Forensiq also looks at the entire consumer buying funnel – from impressions to clicks and conversions – rather than focusing on a single aspect like bots. This means its system is designed to detect an array of fraud and bad media.
Integral Ad Science provides technologies and services around ad fraud and media quality to both the buy and sell side. Its technology looks at about 3.5 billion impressions per day and examines behavioral patterns, at the impression level, to identify machines infected with bots.
It also serves as an intermediary in disputes between advertiser and publisher.

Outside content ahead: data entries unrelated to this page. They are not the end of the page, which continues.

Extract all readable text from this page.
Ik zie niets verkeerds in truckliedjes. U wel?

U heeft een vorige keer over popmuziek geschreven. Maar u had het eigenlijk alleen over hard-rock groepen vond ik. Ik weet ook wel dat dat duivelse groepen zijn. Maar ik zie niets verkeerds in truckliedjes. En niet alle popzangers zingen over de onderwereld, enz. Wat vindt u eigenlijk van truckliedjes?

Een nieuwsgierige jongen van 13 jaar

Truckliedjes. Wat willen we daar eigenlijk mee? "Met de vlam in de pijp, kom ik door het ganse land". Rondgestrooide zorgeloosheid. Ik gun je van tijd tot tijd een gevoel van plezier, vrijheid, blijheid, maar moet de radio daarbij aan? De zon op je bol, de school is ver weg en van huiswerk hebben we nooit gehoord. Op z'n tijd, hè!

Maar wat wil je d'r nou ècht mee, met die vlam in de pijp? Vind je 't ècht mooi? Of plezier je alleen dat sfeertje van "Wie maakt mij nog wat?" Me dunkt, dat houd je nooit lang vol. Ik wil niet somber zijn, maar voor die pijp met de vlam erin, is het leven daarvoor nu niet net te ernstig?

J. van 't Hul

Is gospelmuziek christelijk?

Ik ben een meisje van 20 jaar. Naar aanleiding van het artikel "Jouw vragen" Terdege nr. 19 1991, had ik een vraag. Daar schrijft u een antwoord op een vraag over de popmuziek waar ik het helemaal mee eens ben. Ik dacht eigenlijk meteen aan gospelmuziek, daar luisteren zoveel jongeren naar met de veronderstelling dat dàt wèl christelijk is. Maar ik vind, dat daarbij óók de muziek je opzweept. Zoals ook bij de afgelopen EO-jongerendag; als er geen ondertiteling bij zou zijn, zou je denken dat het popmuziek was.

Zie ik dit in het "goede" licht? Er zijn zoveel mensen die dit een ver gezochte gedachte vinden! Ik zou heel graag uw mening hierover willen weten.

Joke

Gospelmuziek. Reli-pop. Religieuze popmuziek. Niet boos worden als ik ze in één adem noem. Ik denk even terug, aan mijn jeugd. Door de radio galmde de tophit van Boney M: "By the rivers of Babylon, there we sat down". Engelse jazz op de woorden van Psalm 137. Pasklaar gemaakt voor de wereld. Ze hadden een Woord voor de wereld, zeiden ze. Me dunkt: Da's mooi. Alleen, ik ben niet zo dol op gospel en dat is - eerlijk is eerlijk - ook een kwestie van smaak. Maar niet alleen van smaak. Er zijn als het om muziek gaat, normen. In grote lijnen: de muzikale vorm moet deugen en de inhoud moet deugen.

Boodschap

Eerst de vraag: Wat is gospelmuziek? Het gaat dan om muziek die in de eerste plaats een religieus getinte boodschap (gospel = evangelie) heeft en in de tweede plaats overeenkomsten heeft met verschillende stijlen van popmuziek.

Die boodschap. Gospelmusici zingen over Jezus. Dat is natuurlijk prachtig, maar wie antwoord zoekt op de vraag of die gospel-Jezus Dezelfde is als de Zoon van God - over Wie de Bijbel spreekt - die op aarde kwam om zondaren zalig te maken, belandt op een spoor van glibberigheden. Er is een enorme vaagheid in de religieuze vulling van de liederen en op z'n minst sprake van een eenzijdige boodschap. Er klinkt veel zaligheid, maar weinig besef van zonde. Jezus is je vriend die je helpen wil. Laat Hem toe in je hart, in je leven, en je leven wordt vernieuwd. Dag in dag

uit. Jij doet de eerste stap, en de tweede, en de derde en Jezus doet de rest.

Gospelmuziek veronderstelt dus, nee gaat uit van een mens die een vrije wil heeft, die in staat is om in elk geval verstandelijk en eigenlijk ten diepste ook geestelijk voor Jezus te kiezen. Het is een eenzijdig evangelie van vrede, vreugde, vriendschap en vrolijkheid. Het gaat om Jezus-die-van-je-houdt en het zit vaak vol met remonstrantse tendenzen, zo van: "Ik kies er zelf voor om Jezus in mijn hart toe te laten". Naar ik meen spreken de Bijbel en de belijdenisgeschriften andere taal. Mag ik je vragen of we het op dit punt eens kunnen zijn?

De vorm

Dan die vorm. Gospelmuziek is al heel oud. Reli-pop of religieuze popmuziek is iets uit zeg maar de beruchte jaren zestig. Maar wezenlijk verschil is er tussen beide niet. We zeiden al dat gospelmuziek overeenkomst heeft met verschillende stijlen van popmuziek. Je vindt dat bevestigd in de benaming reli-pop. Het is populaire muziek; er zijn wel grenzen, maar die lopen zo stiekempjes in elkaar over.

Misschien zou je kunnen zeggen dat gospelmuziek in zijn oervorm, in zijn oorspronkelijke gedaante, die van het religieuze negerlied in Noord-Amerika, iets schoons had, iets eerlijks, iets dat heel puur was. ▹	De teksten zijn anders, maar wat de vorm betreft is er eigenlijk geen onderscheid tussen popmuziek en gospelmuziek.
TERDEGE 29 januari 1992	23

If publishers violate certain aspects, like placing ads in geographies the advertiser doesn’t want or purchasing fraudulent impressions, then Integral steps in proactively to try to fix the problem.
It has what it calls a “real-time actionable solution,” meaning it picks up campaign anomalies within a day, instead of weekly or campaign wrap-up reports. This prevents advertiser clients from spending on bad or fraudulent media.
White Ops is able to detect bots because its service is integrated in each web session, meaning that part of White Ops’ service is downloaded when an ad is displayed – whether on desktop, mobile or video.
The technology is designed to drill deep enough to tell the difference between a real impression from a human over a fake impression, even if both come from the same computer.
White Ops also works with ad exchanges and networks that want to kick out fraudulent players, like fake websites.